I didn't respond immediately. My brain was too busy buffering.

"…Uh,"

I said eloquently.

"Possibly?"

She shrugged, unbothered.

"Tch figures, why would you be Interested In a meatbag then you got your own personal moving and talking s*x doll."

Another nodded.

"Lucky you sir, you got what a hundred plus years to have fun as for us expendables we got what three years before we shrivel up like mummies?"

I scratched the back of my head awkwardly, water still dripping down my body, mixing with the rising steam. I didn't know what to say because they weren't wrong.

They were cannon fodder, factory born soldiers with expiration dates baked into their DNA. Three years.

That was the average life expectancy after deployment. It didn't matter how perfect they looked, how sharp they were, how alive they felt. They were never meant to last. Invicta made them that way.

"Yeah… regarding that,"

I muttered, forcing my gaze up toward the fogged ceiling.

"I'll talk to Invi about it. See what can be done."

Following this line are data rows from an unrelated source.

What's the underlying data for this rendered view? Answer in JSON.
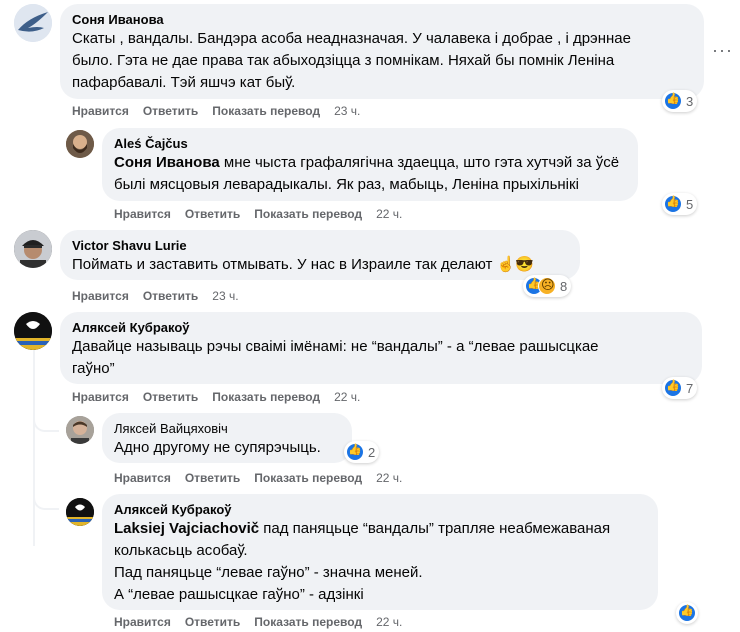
{
  "labels": {
    "like": "Нравится",
    "reply": "Ответить",
    "translate": "Показать перевод"
  },
  "comments": [
    {
      "author": "Соня Иванова",
      "lines": [
        "Скаты , вандалы. Бандэра асоба неадназначая. У чалавека і добрае , і дрэннае",
        "было. Гэта не дае права так абыходзіцца з помнікам. Няхай бы помнік Леніна",
        "пафарбавалі. Тэй яшчэ кат быў."
      ],
      "time": "23 ч.",
      "reactions": {
        "icons": [
          "like-icon"
        ],
        "count": "3"
      },
      "avatar": "bird-avatar"
    },
    {
      "author": "Aleś Čajčus",
      "mention": "Соня Иванова",
      "lines": [
        " мне чыста графалягічна здаецца, што гэта хутчэй за ўсё",
        "былі мясцовыя левaрадыкалы. Як раз, мабыць, Леніна прыхільнікі"
      ],
      "time": "22 ч.",
      "reactions": {
        "icons": [
          "like-icon"
        ],
        "count": "5"
      },
      "avatar": "bearded-man-avatar"
    },
    {
      "author": "Victor Shavu Lurie",
      "lines": [
        "Поймать и заставить отмывать. У нас в Израиле так делают ☝️😎"
      ],
      "time": "23 ч.",
      "reactions": {
        "icons": [
          "like-icon",
          "sad-icon"
        ],
        "count": "8"
      },
      "avatar": "cap-man-avatar"
    },
    {
      "author": "Аляксей Кубракоў",
      "lines": [
        "Давайце называць рэчы сваімі імёнамі: не “вандалы” - а “левае рашысцкае",
        "гаўно”"
      ],
      "time": "22 ч.",
      "reactions": {
        "icons": [
          "like-icon"
        ],
        "count": "7"
      },
      "avatar": "logo-avatar"
    },
    {
      "author": "Ляксей Вайцяховіч",
      "lines": [
        "Адно другому не супярэчыць."
      ],
      "time": "22 ч.",
      "reactions": {
        "icons": [
          "like-icon"
        ],
        "count": "2"
      },
      "avatar": "man-avatar"
    },
    {
      "author": "Аляксей Кубракоў",
      "mention": "Laksiej Vajciachovič",
      "lines": [
        " пад паняцьце “вандалы” трапляе неабмежаваная",
        "колькасьць асобаў.",
        "Пад паняцьце “левае гаўно” - значна меней.",
        "А “левае рашысцкае гаўно” - адзінкі"
      ],
      "time": "22 ч.",
      "reactions": {
        "icons": [
          "like-icon"
        ],
        "count": ""
      },
      "avatar": "logo-avatar"
    }
  ],
  "colors": {
    "like": "#1b74e4",
    "bubble": "#f0f2f5",
    "meta": "#65676b"
  }
}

That made them pause. Then smiles. Genuine ones.

"Damn, you're not half bad, sir,"

One of them said, rinsing shampoo from her hair. Another laughed.

"And here I thought you'd hit us with the classic 'You're just tools, deal with it' speech."

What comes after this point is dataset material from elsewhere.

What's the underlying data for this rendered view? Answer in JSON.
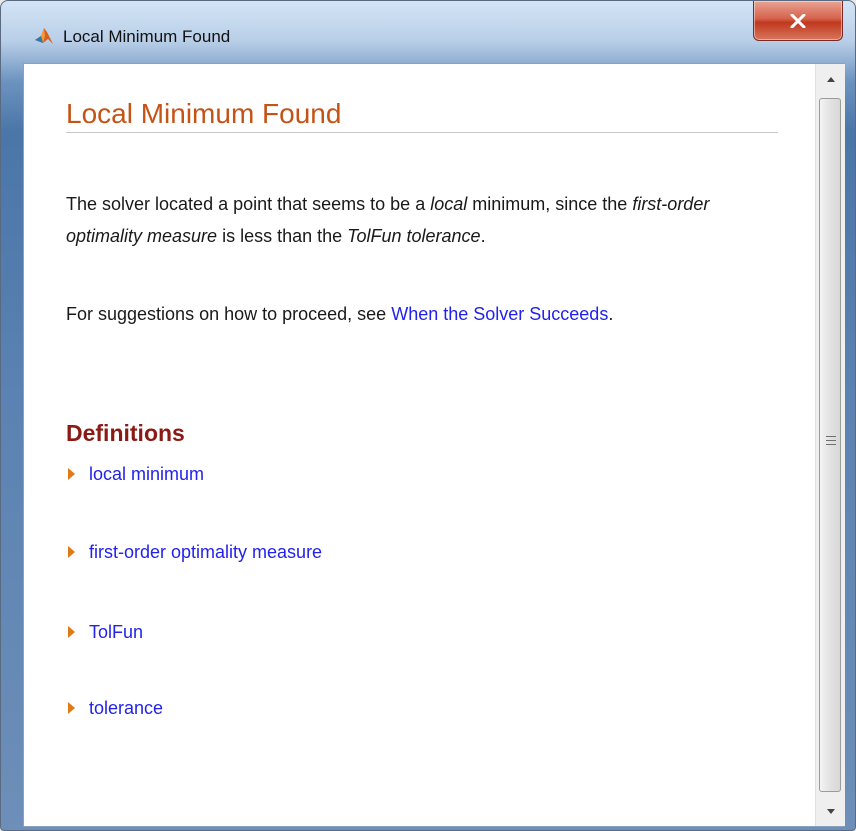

A third offered a half salute with a soapy hand.

"Thanks for giving a damn, even if it doesn't change anything wewe already been genetically modified before we even had a heartbeat,"

Another added.

"And that sir means locked genomes. Any more changes and we turn into soup."

Another one piped up, more upbeat than I expected.

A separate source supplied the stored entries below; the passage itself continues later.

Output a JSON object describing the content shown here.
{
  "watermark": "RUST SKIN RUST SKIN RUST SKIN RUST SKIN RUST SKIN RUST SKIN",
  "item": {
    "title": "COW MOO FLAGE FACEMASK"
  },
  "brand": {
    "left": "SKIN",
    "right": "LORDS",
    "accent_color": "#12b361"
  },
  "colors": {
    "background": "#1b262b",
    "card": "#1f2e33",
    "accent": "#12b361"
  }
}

"But hey, silver lining? Our kids, if we have any get a five year give or take life expectancy boost."

That brought on a round of chuckles. Muted. Bittersweet. And then the tone shifted.

"Speaking of kids…"

A mischievous voice purred. One of the female soldiers towel around her neck, sides covering her mountan peaks, hair slicked back, stepped closer, tracing a finger lightly along my bulky pecks down to my ripped sixpack.

"About time we got to the fun part, yeah girls?"

The others whistled, laughed, muttered things I pretended not to hear.

"C'mon, sir"

She grinned.

"You, me and my battle sisters, here and now. Make some elite little supersoldiers. For the future, of course."

My brain short circuited.

"Uhh..."

I started. Then I glanced down. Son of a b*tch. Yep. Parade stance. Locked and loaded. My facial muscles twiched.

F*ck, dadys happy as f*ck that youre working again little fellow, but you chose the worst of times to do It.

I coughed and scratched the back of my head again.

"Yeah. Uh. Look ladies, tempting as that might be, I'm gonna have to pass this time"

She pouted dramatically, fists planted on her hips.

"Tch. That's not what your friend down there's saying."

I looked away, muttering under my breath.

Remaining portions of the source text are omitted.